Before I was a parent, I was a youth leader for high school-age young people. As individuals, they had unique personalities, skills and stories, but one thing that was universal was the effect that parental communication had on them. Whether it was a criticism, a suggestion, or merely a bit of information that might prove helpful, the teens tended to look down on it, or even become hostile toward the person delivering the message.
As a youth leader, I found that I could provide the same criticism, suggestion or information and it would be received in an entirely different way — with consideration, respect or enthusiasm. The difference was that the teens saw me as an adult peer rather than a parent. (This is something I’ve filed away for the future when my own daughter starts to exhibit this behavior.)
In superior/subordinate relationships, subordinates often develop negative feelings over time. Part of that is natural — as with the persnickety teens above — as we attempt to assert our individuality. Part of it may be the result of poor prior experiences with authority. Part of it may owe to emotional immaturity and inappropriate reactions to having one’s ideas challenged. In any event, most of us can recall a time when our own issues caused us to push back against the advice or orders of others.
In a CRM context, that tendency can directly endanger efforts to improve sales, support and marketing.
A sales manager who suggests new strategies, unveils new territories, or even merely encourages the sales staff to use CRM may encounter significant pushback.
In the support world, efforts to coach agents may be met with skepticism and even hostility by agents who feel they’re already doing their best.
Marketers often bristle at suggestions from other parts of the business — especially sales — because, after all, they’re marketing, and they know their stuff better than anyone else.
When this happens, opportunities to improve processes, boost sales, and enhance the customer experience are lost. So how do you overcome them?
Point to the Numbers
One strategy is to use numbers to make your case. We record so much data about business operations today that numbers derived from data — and especially from predictive analytics — can bolster managers’ arguments.

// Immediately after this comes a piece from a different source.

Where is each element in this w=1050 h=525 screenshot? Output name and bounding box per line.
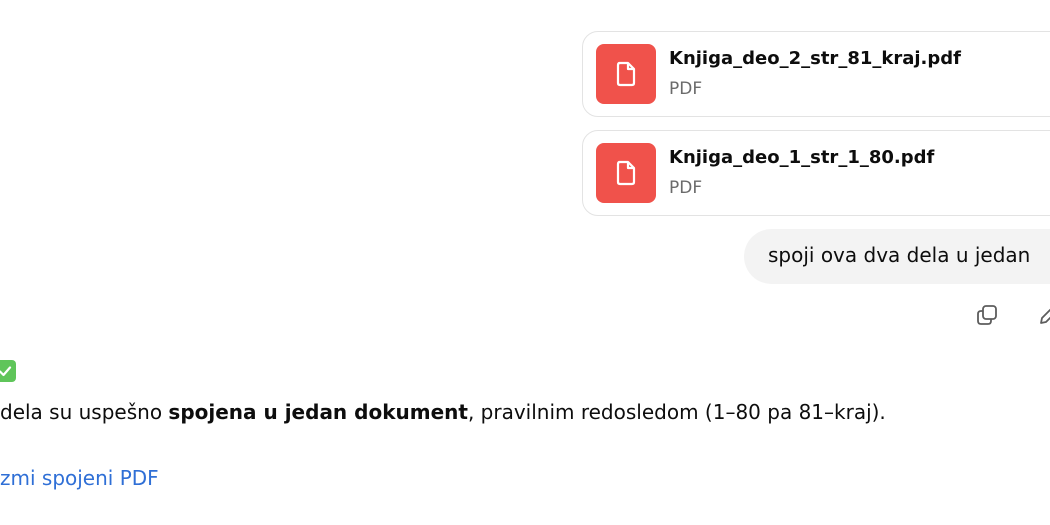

For example, telling a salesperson that using CRM would help boost results might trigger all the usual objections to adoption — objections about the time spent on data entry, about how managers use the data to beat up sales people, and so on.
However, pointing out that the use of CRM can increase sales by as much as 29 percent, boost productivity by 34 percent, and improve sales forecasts by 42 percent (according to a Salesforce study) could change the discussion. The salesperson still might argue, but the argument then would be with the numbers and not as much with the manager.
Enlist Customers as Coaches
Better yet is to apply the peer principle I experienced with the teens in the youth group. Thanks to “voice of the customer” efforts and the increasing use of direct customer input, businesses are being told what their customers want from the customers themselves. This translates into the ability for managers to suggest changes based on this input as coming from the customers — in other words, not from an authority figure but from a peer.
An example of this is in the contact center world, where several large companies are gathering agent-level customer feedback and, by doing so, turning their customers into coaches. Post-interaction surveys designed to ask about each call allow customers to inform and reinforce coaching — the suggestions aren’t coming from the boss, they’re coming from the customer.
“One of the main reasons why such feedback is a hit in contact centers is that it is a hit with agents,” wrote Brad Cleveland in his book Call Center Management on Fast Forward. “Most find it easier to accept an assessment of their performance that includes feedback from the person who was directly involved in the contact rather than from a third-party observer alone. And the more palatable and trusted a performance assessment is, the more likely an agent is to accept it and to strive to improve.”
In the same way, customer feedback about marketing can be tremendously powerful for marketers, who face internal criticism from sales all the time and who tend to develop a thick skin toward internal advice as a result. Breaking through that armor with feedback from customers — the people marketing is supposed to influence — is a critical tactic for aligning marketing’s messaging with the real world.
Sometimes what causes people to listen is not the message but the messenger. If you have the right people in sales, marketing and support, the ultimate messenger is the customer.